Dunkles Licht
Dolphin Address 15
4. September, 2004
Gestern Nacht schien ein sehr klares Licht hinter dem Slieve Elva hervor. Soweit ich weiss, wohnt dort niemand. Das Gluehen der Lichter Galways findet sich auch viel weiter noerdlich, und Ballyvaughan ist doch viel zu klein und verteilt, um so ein starkes Licht zu produzieren. Sie wuerden doch nicht etwa mitten in der Nacht im Moor arbeiten oder eine verrueckte Party feiern?
Ein Teil von mir wollte gerne den Wagen wieder umpacken und sogleich den Berg hinauffahren.

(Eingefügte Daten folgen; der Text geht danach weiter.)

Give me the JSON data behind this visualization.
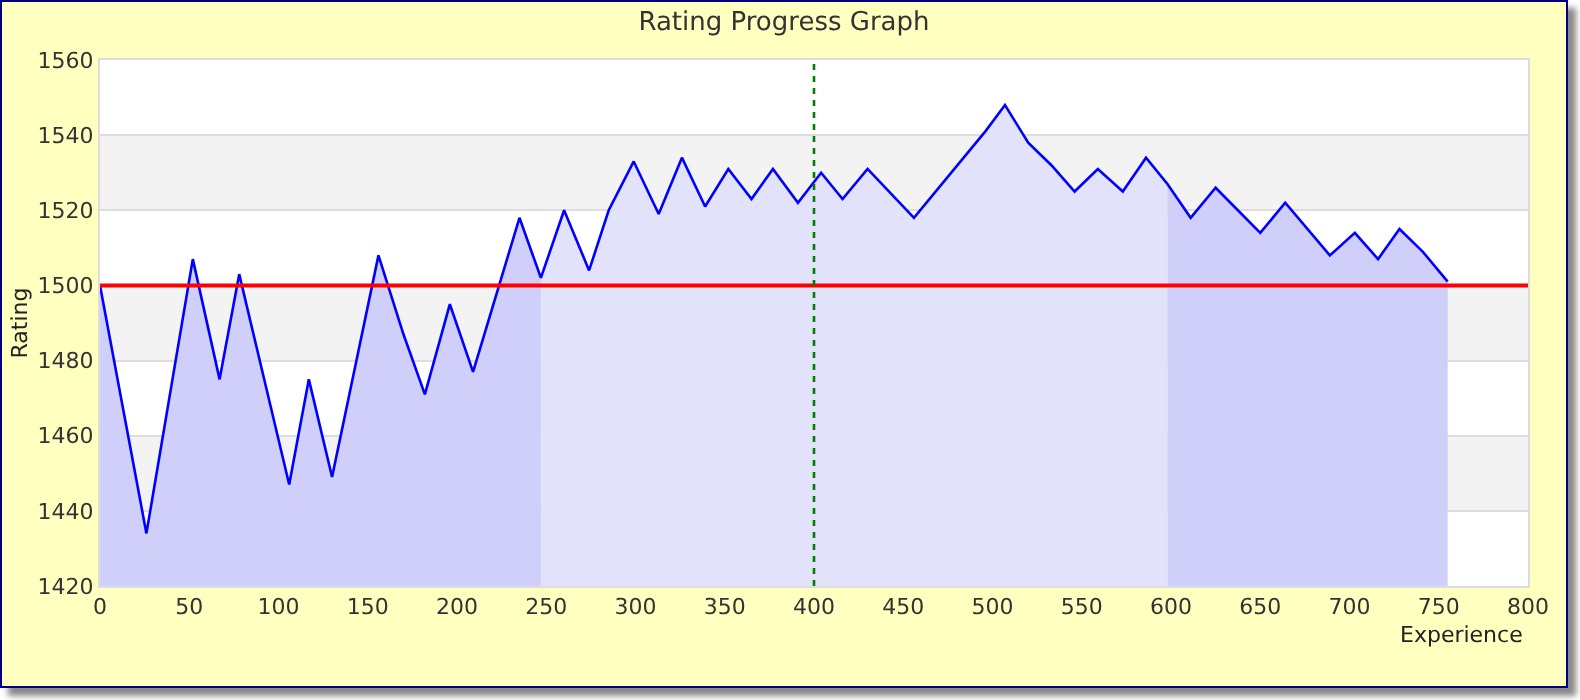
{
  "chart_data": {
    "type": "line",
    "title": "Rating Progress Graph",
    "xlabel": "Experience",
    "ylabel": "Rating",
    "xlim": [
      0,
      800
    ],
    "xticks": [
      0,
      50,
      100,
      150,
      200,
      250,
      300,
      350,
      400,
      450,
      500,
      550,
      600,
      650,
      700,
      750,
      800
    ],
    "ylim": [
      1420,
      1560
    ],
    "yticks": [
      1420,
      1440,
      1460,
      1480,
      1500,
      1520,
      1540,
      1560
    ],
    "grid": "y",
    "legend": false,
    "marker": "none",
    "line_style": "solid",
    "ref_lines": [
      {
        "axis": "y",
        "value": 1500,
        "color": "#ff0000",
        "line_style": "solid"
      },
      {
        "axis": "x",
        "value": 400,
        "color": "#008000",
        "line_style": "dotted"
      }
    ],
    "series": [
      {
        "type": "area",
        "color": "#cfcffa",
        "x": [
          0,
          26,
          52,
          67,
          78,
          106,
          117,
          130,
          156,
          170,
          182,
          196,
          209,
          235,
          247
        ],
        "values": [
          1500,
          1434,
          1507,
          1475,
          1503,
          1447,
          1475,
          1449,
          1508,
          1487,
          1471,
          1495,
          1477,
          1518,
          1502
        ]
      },
      {
        "type": "area",
        "color": "#e2e2fa",
        "x": [
          247,
          260,
          274,
          285,
          299,
          313,
          326,
          339,
          352,
          365,
          377,
          391,
          404,
          416,
          430,
          456,
          496,
          507,
          520,
          533,
          546,
          559,
          573,
          586,
          598
        ],
        "values": [
          1502,
          1520,
          1504,
          1520,
          1533,
          1519,
          1534,
          1521,
          1531,
          1523,
          1531,
          1522,
          1530,
          1523,
          1531,
          1518,
          1541,
          1548,
          1538,
          1532,
          1525,
          1531,
          1525,
          1534,
          1527
        ]
      },
      {
        "type": "area",
        "color": "#cfcffa",
        "x": [
          598,
          611,
          625,
          650,
          664,
          689,
          703,
          716,
          728,
          741,
          755
        ],
        "values": [
          1527,
          1518,
          1526,
          1514,
          1522,
          1508,
          1514,
          1507,
          1515,
          1509,
          1501
        ]
      },
      {
        "color": "#0000ff",
        "x": [
          0,
          26,
          52,
          67,
          78,
          106,
          117,
          130,
          156,
          170,
          182,
          196,
          209,
          235,
          247,
          260,
          274,
          285,
          299,
          313,
          326,
          339,
          352,
          365,
          377,
          391,
          404,
          416,
          430,
          456,
          496,
          507,
          520,
          533,
          546,
          559,
          573,
          586,
          598,
          611,
          625,
          650,
          664,
          689,
          703,
          716,
          728,
          741,
          755
        ],
        "values": [
          1500,
          1434,
          1507,
          1475,
          1503,
          1447,
          1475,
          1449,
          1508,
          1487,
          1471,
          1495,
          1477,
          1518,
          1502,
          1520,
          1504,
          1520,
          1533,
          1519,
          1534,
          1521,
          1531,
          1523,
          1531,
          1522,
          1530,
          1523,
          1531,
          1518,
          1541,
          1548,
          1538,
          1532,
          1525,
          1531,
          1525,
          1534,
          1527,
          1518,
          1526,
          1514,
          1522,
          1508,
          1514,
          1507,
          1515,
          1509,
          1501
        ]
      }
    ]
  }
}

Das war nicht nur einfach Irgendetwas, nein da war etwas Gigantisches zugange und das Licht nahm langsam und stetig zu.
Ich wurde hungrig und fing an, etwas Kaese und Brot aus dem Pappkuechenschrank zu kramen. Ich war dadurch vielleicht 5 oder 10 Minuten abgelenkt. Als ich wieder aufschaute, war ich nicht wirklich erstaunt. Gerade exakt ueber der Kante hatte sich der Vollmond in voelliger Stille erhoben. Sein fahles goldenes Licht wirbelte durch die Schatten von Graten und Steinen den Hang hinunter.
Jetzt fiel es mir auch wieder ein. Mein Tidenplan hatte einen Vollmond erwaehnt. Aber wenn ich gewusst haette, das er so voll wird, na dann haette ich mir doch eine Zeitung gekauft und sie draussen gelesen.
Streich
Als ich heute Morgen Tee machen wollte, sah ich zu meiner Ueberraschung, dass meine Tasse auf dem Tisch stand, mit Wasser gefuellt. Ich mache so etwas nie. Auch sah ich, dass ein winziges Stueckchen Seetang vom Rand herunter hing. Sehr merkwuerdig. Ich tauchte meinen Finger hinein und kostete, es schmeckte wie die See.
Koennte Dusty meine Tasse gefuellt haben? Bist du jetzt verrueckt geworden? Irgendein selbsternannter Komiker muss sich wohl die Muehe gemacht haben, die Felsen herunterzustolpern, um meinen Becher mit Seewasser zu fuellen. Wer weiss, wie lange die sich gestern Abend ins Faeustchen lachend hinter einer Mauer versteckt gehalten hatten, um das Ergebnis ihrer Tat zu geniessen.
Skyline
Wir leben ein einfaches, bescheidenes Leben auf dieser unserer Wiese. Nichtsdestoweniger oder vielleicht gerade deswegen registrieren wir alles Ungewoehnliche in unserem Blickfeld. Wie auch jetzt, da wir einen angespuelten Golfschuh in unsere (S)Kul(p)turlandschaft integriert haben. Anstadt einen 20 Fuss hohen Steinwall als Deich gegen das immerwaehrend bedrohlich toesende Wasser aufzubauen, haben wir symbolisch diesen Schuh auf dem 'No Dumping' Schild platziert, um den Zorn des Ozeans abzuwenden. In unserer Vorstellung entdecken Archaeologen in ein oder zwei Jahrhunderten unser Zeichen und feiern es als ein neues Kapitel der irischen Kulturgeschichte, geschrieben unter dem Einfluss des Delphin-Kultes.
Dichter am Boden liegt ein angeschwemmter Baum, den wir ueber die Felsen hinauf geschleppt haben, um ihn als Feuerholz trocknen zu lassen. Er hebt sich ab und wird gerade in diesem Moment von dem unnachgiebigen irischen Regen vollstaendig durchnaesst.
Den schoensten Ausblick aber habe ich in diesem Augenblick auf eine dampfend heisse Tasse voll von durchwaermendem Earl Grey Tee (mit Bergamotte Oel), aufgebrueht von meiner innig geliebten, immerfort tanzenden Verena.